Though cells within a tissue may seem identical, the gene expression in each cell differs, and this heterogeneity impacts the function of the tissue as a whole. A report, published online this week in Nature Methods, describes an approach to unravel these molecular expression patterns in cells.
Cell-to-cell variation in gene and protein expression often drives the development and function of a tissue, but one cannot observe these single cell differences in population-wide analyses. Analyzing individual cells would be an option, but this is difficult because most single cells do not yield enough material for molecular analysis.
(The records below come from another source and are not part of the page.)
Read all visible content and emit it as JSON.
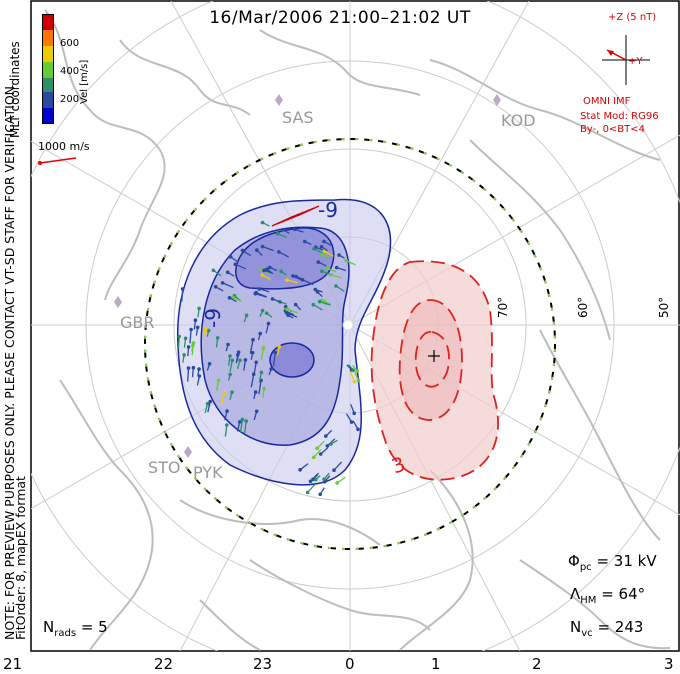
{
  "title": "16/Mar/2006 21:00–21:02 UT",
  "colorbar": {
    "label": "Vel [m/s]",
    "ticks": [
      "600",
      "400",
      "200"
    ],
    "colors": [
      "#cc0000",
      "#ff7700",
      "#eecc00",
      "#66cc33",
      "#2a8f6a",
      "#2a4aa0",
      "#0000cc"
    ]
  },
  "left_text": {
    "mlt": "MLT coordinates",
    "note": "NOTE: FOR PREVIEW PURPOSES ONLY. PLEASE CONTACT VT-SD STAFF FOR VERIFICATION.",
    "fit": "FitOrder: 8, mapEX format"
  },
  "scale_vector": {
    "label": "1000 m/s"
  },
  "imf": {
    "z_label": "+Z (5 nT)",
    "y_label": "+Y",
    "source": "OMNI IMF",
    "model": "Stat Mod: RG96",
    "condition": "By-, 0<BT<4"
  },
  "stations": [
    "SAS",
    "KOD",
    "GBR",
    "STO",
    "PYK"
  ],
  "latitude_labels": [
    "70°",
    "60°",
    "50°"
  ],
  "contour_labels": {
    "negative": "-9",
    "negative2": "-9",
    "positive": "3"
  },
  "mlt_labels": [
    "21",
    "22",
    "23",
    "0",
    "1",
    "2",
    "3"
  ],
  "stats": {
    "phi_pc_label": "Φ",
    "phi_pc_sub": "pc",
    "phi_pc_value": "= 31 kV",
    "lambda_label": "Λ",
    "lambda_sub": "HM",
    "lambda_value": "= 64°",
    "nvc_label": "N",
    "nvc_sub": "vc",
    "nvc_value": "= 243",
    "nrads_label": "N",
    "nrads_sub": "rads",
    "nrads_value": "= 5"
  },
  "chart_data": {
    "type": "map",
    "title": "16/Mar/2006 21:00–21:02 UT",
    "coordinates": "MLT",
    "x_tick_labels": [
      "21",
      "22",
      "23",
      "0",
      "1",
      "2",
      "3"
    ],
    "latitude_rings_deg": [
      70,
      60,
      50
    ],
    "colorbar_range_ms": [
      0,
      700
    ],
    "colorbar_ticks_ms": [
      200,
      400,
      600
    ],
    "cross_polar_cap_potential_kV": 31,
    "heppner_maynard_boundary_deg": 64,
    "n_vectors": 243,
    "n_radars": 5,
    "imf_model": "RG96",
    "imf_condition": "By-, 0<BT<4"
  }
}
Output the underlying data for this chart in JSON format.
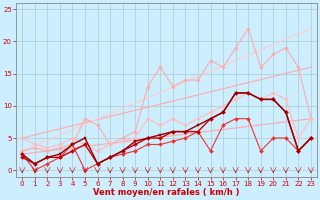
{
  "bg_color": "#cceeff",
  "grid_color": "#aacccc",
  "xlabel": "Vent moyen/en rafales ( km/h )",
  "xlabel_color": "#cc0000",
  "xlabel_fontsize": 6,
  "tick_color": "#cc0000",
  "tick_fontsize": 5,
  "xlim": [
    -0.5,
    23.5
  ],
  "ylim": [
    -1,
    26
  ],
  "yticks": [
    0,
    5,
    10,
    15,
    20,
    25
  ],
  "xticks": [
    0,
    1,
    2,
    3,
    4,
    5,
    6,
    7,
    8,
    9,
    10,
    11,
    12,
    13,
    14,
    15,
    16,
    17,
    18,
    19,
    20,
    21,
    22,
    23
  ],
  "lines": [
    {
      "x": [
        0,
        23
      ],
      "y": [
        2.5,
        8
      ],
      "color": "#ffaaaa",
      "lw": 0.8,
      "marker": null,
      "ms": 0
    },
    {
      "x": [
        0,
        23
      ],
      "y": [
        5,
        16
      ],
      "color": "#ffaaaa",
      "lw": 0.8,
      "marker": null,
      "ms": 0
    },
    {
      "x": [
        0,
        23
      ],
      "y": [
        3,
        22
      ],
      "color": "#ffcccc",
      "lw": 0.8,
      "marker": null,
      "ms": 0
    },
    {
      "x": [
        0,
        1,
        2,
        3,
        4,
        5,
        6,
        7,
        8,
        9,
        10,
        11,
        12,
        13,
        14,
        15,
        16,
        17,
        18,
        19,
        20,
        21,
        22,
        23
      ],
      "y": [
        3,
        3.5,
        3,
        3.5,
        4,
        8,
        7,
        4,
        5,
        6,
        13,
        16,
        13,
        14,
        14,
        17,
        16,
        19,
        22,
        16,
        18,
        19,
        16,
        8
      ],
      "color": "#ffaaaa",
      "lw": 0.8,
      "marker": "D",
      "ms": 1.8
    },
    {
      "x": [
        0,
        1,
        2,
        3,
        4,
        5,
        6,
        7,
        8,
        9,
        10,
        11,
        12,
        13,
        14,
        15,
        16,
        17,
        18,
        19,
        20,
        21,
        22,
        23
      ],
      "y": [
        5,
        4,
        3.5,
        4,
        5,
        4,
        3,
        4,
        4.5,
        5,
        8,
        7,
        8,
        7,
        8,
        9,
        10,
        11,
        12,
        11,
        12,
        11,
        5,
        8
      ],
      "color": "#ffbbbb",
      "lw": 0.8,
      "marker": "D",
      "ms": 1.8
    },
    {
      "x": [
        0,
        1,
        2,
        3,
        4,
        5,
        6,
        7,
        8,
        9,
        10,
        11,
        12,
        13,
        14,
        15,
        16,
        17,
        18,
        19,
        20,
        21,
        22,
        23
      ],
      "y": [
        2.5,
        0,
        1,
        2,
        4,
        0,
        1,
        2,
        2.5,
        3,
        4,
        4,
        4.5,
        5,
        6,
        3,
        7,
        8,
        8,
        3,
        5,
        5,
        3,
        5
      ],
      "color": "#ee3333",
      "lw": 0.8,
      "marker": "D",
      "ms": 2.0
    },
    {
      "x": [
        0,
        1,
        2,
        3,
        4,
        5,
        6,
        7,
        8,
        9,
        10,
        11,
        12,
        13,
        14,
        15,
        16,
        17,
        18,
        19,
        20,
        21,
        22,
        23
      ],
      "y": [
        2,
        1,
        2,
        2,
        3,
        4,
        1,
        2,
        3,
        4,
        5,
        5,
        6,
        6,
        6,
        8,
        9,
        12,
        12,
        11,
        11,
        9,
        3,
        5
      ],
      "color": "#cc0000",
      "lw": 1.0,
      "marker": "D",
      "ms": 2.0
    },
    {
      "x": [
        0,
        1,
        2,
        3,
        4,
        5,
        6,
        7,
        8,
        9,
        10,
        11,
        12,
        13,
        14,
        15,
        16,
        17,
        18,
        19,
        20,
        21,
        22,
        23
      ],
      "y": [
        2.5,
        1,
        2,
        2.5,
        4,
        5,
        1,
        2,
        3,
        4.5,
        5,
        5.5,
        6,
        6,
        7,
        8,
        9,
        12,
        12,
        11,
        11,
        9,
        3,
        5
      ],
      "color": "#990000",
      "lw": 1.0,
      "marker": "s",
      "ms": 2.0
    }
  ]
}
Moreover, it can be difficult to know whether fluctuations in expression are due to real biological heterogeneity or experimental noise.
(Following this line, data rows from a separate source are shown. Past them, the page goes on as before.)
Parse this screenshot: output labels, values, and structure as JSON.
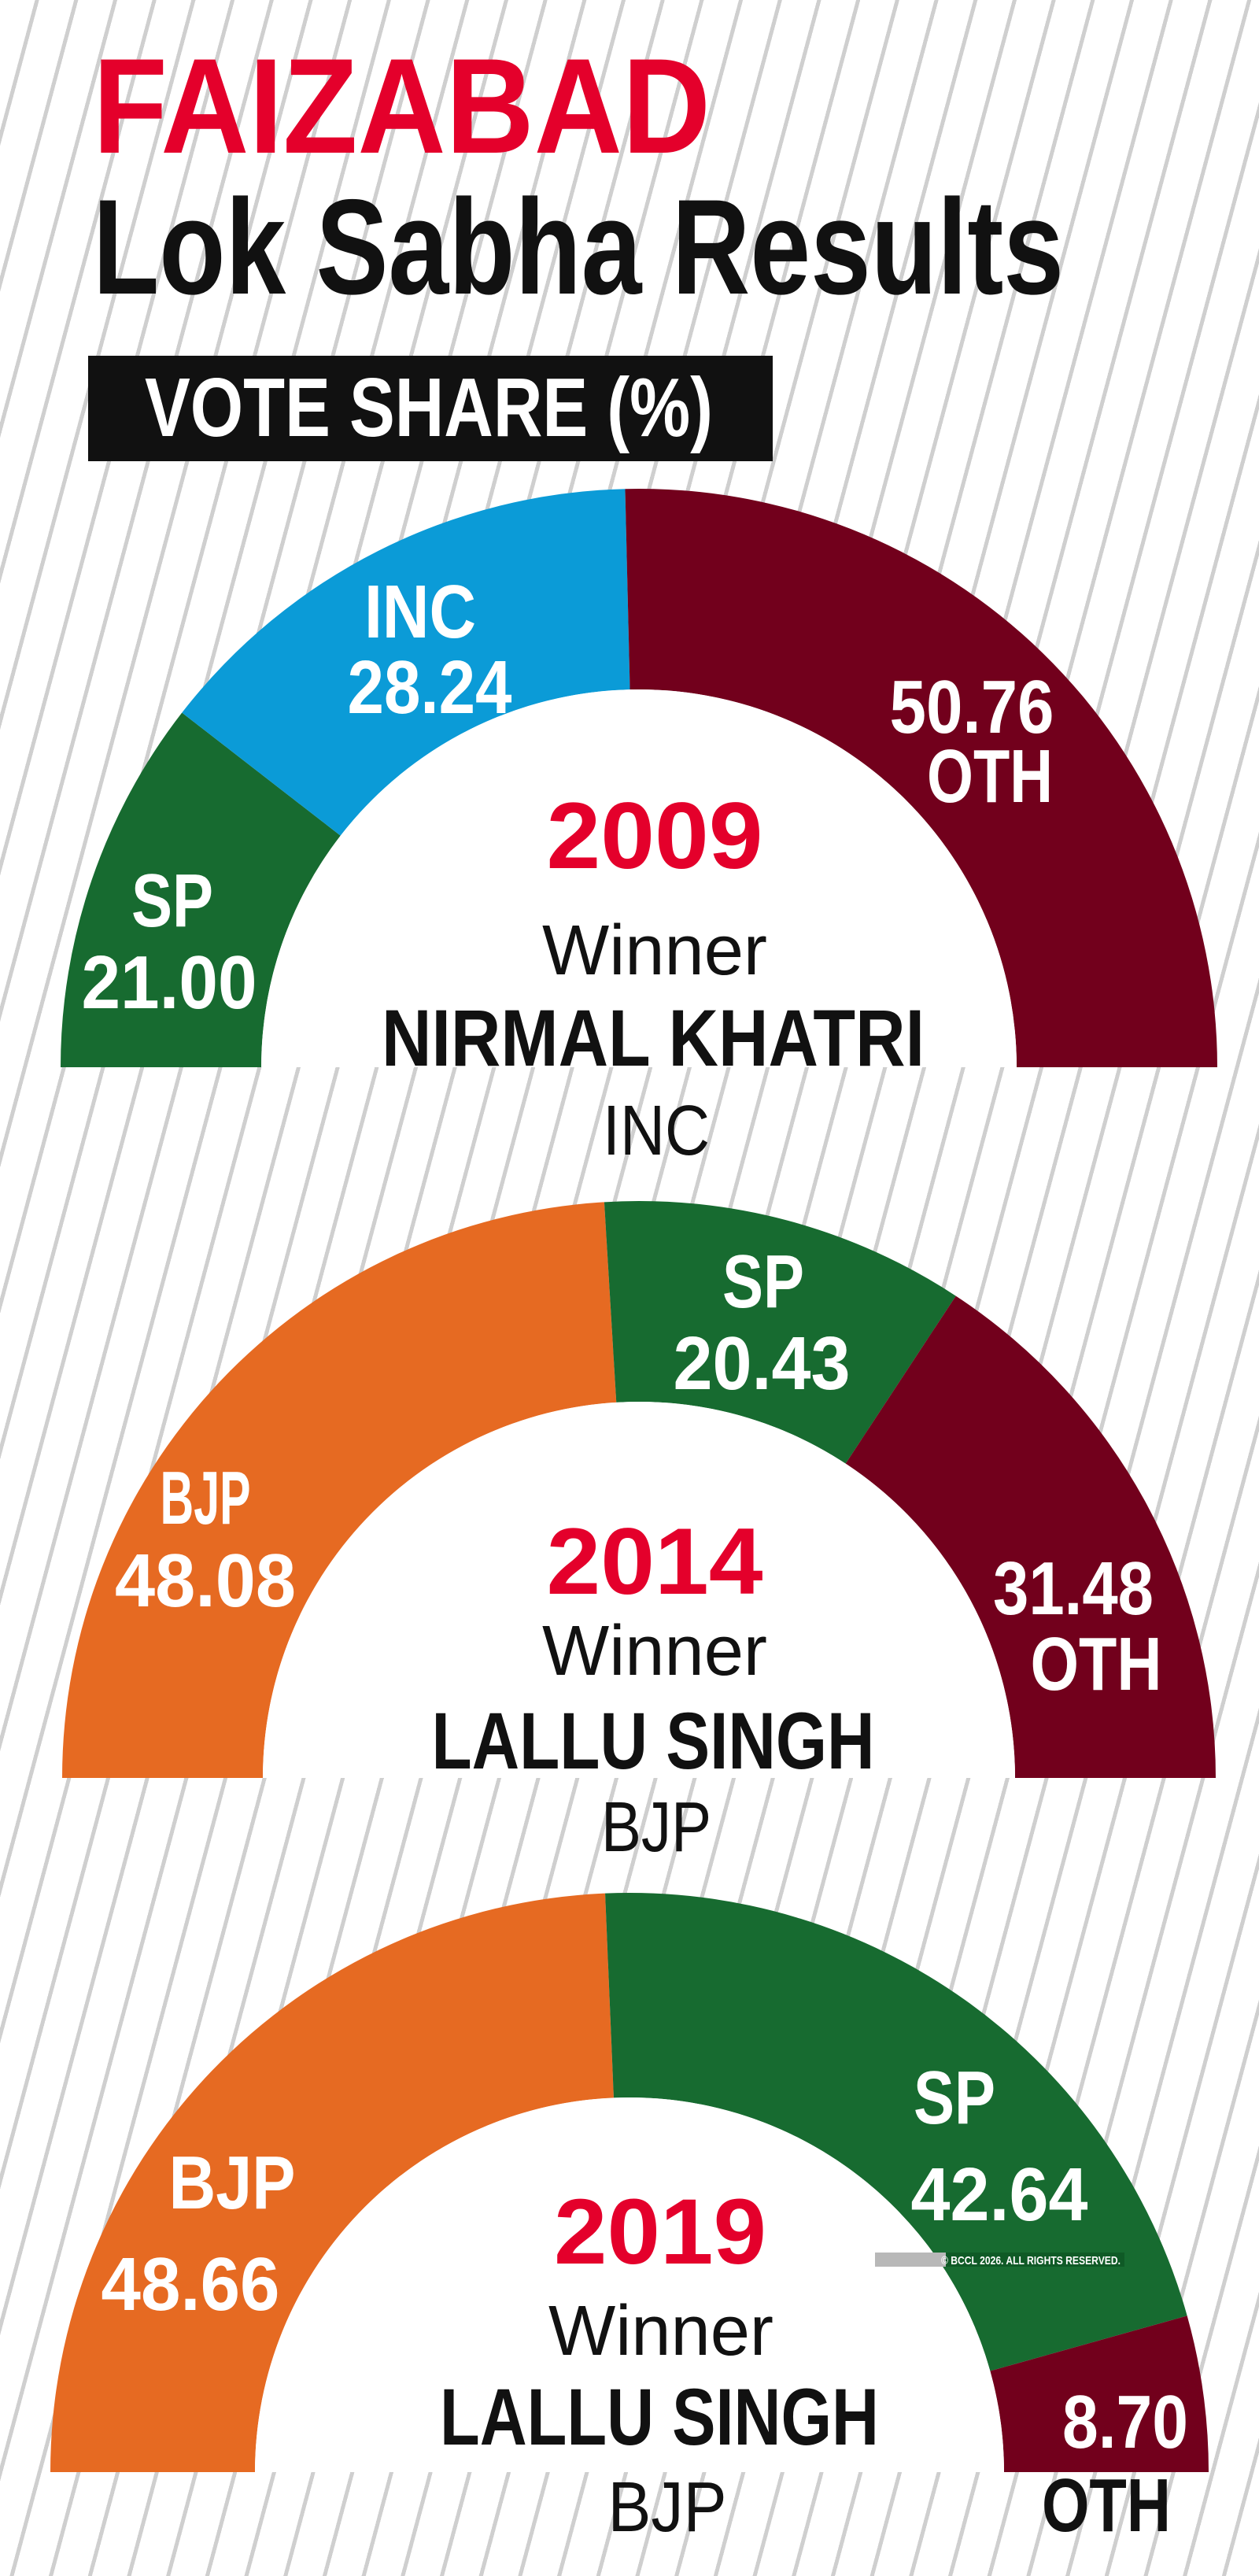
{
  "header": {
    "title": "FAIZABAD",
    "subtitle": "Lok Sabha Results",
    "section_label": "VOTE SHARE (%)"
  },
  "colors": {
    "title_red": "#e4002b",
    "SP": "#176b30",
    "INC": "#0b9bd7",
    "OTH": "#72001c",
    "BJP": "#e66a22",
    "hub": "#ffffff"
  },
  "copyright": "© BCCL 2026. ALL RIGHTS RESERVED.",
  "chart_data": [
    {
      "type": "pie",
      "variant": "half-donut",
      "title": "2009",
      "winner_label": "Winner",
      "winner_name": "NIRMAL KHATRI",
      "winner_party": "INC",
      "segments": [
        {
          "party": "SP",
          "value": "21.00"
        },
        {
          "party": "INC",
          "value": "28.24"
        },
        {
          "party": "OTH",
          "value": "50.76"
        }
      ]
    },
    {
      "type": "pie",
      "variant": "half-donut",
      "title": "2014",
      "winner_label": "Winner",
      "winner_name": "LALLU SINGH",
      "winner_party": "BJP",
      "segments": [
        {
          "party": "BJP",
          "value": "48.08"
        },
        {
          "party": "SP",
          "value": "20.43"
        },
        {
          "party": "OTH",
          "value": "31.48"
        }
      ]
    },
    {
      "type": "pie",
      "variant": "half-donut",
      "title": "2019",
      "winner_label": "Winner",
      "winner_name": "LALLU SINGH",
      "winner_party": "BJP",
      "segments": [
        {
          "party": "BJP",
          "value": "48.66"
        },
        {
          "party": "SP",
          "value": "42.64"
        },
        {
          "party": "OTH",
          "value": "8.70"
        }
      ]
    }
  ]
}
With a strategy called stochastic profiling, Joan Brugge and her team provide a solution for single-cell profiling. Instead of isolating just one cell, they randomly dissect pools of ten cells, which gives them enough material to analyze gene expression. Heterogeneously expressed genes will have a wider expression distribution in the pool than genes that are expressed at the same level in every cell, thus allowing the identification of genes with varying expression patterns between cells. The researchers demonstrate the power of stochastic profiling by investigating a three-dimensional culture of breast epithelial cells and identify several molecular pathways, such as oxidative stress response, that differ from cell to cell. Once such pathways are identified, the fluctuations that influence the development of healthy and diseased tissue can be investigated.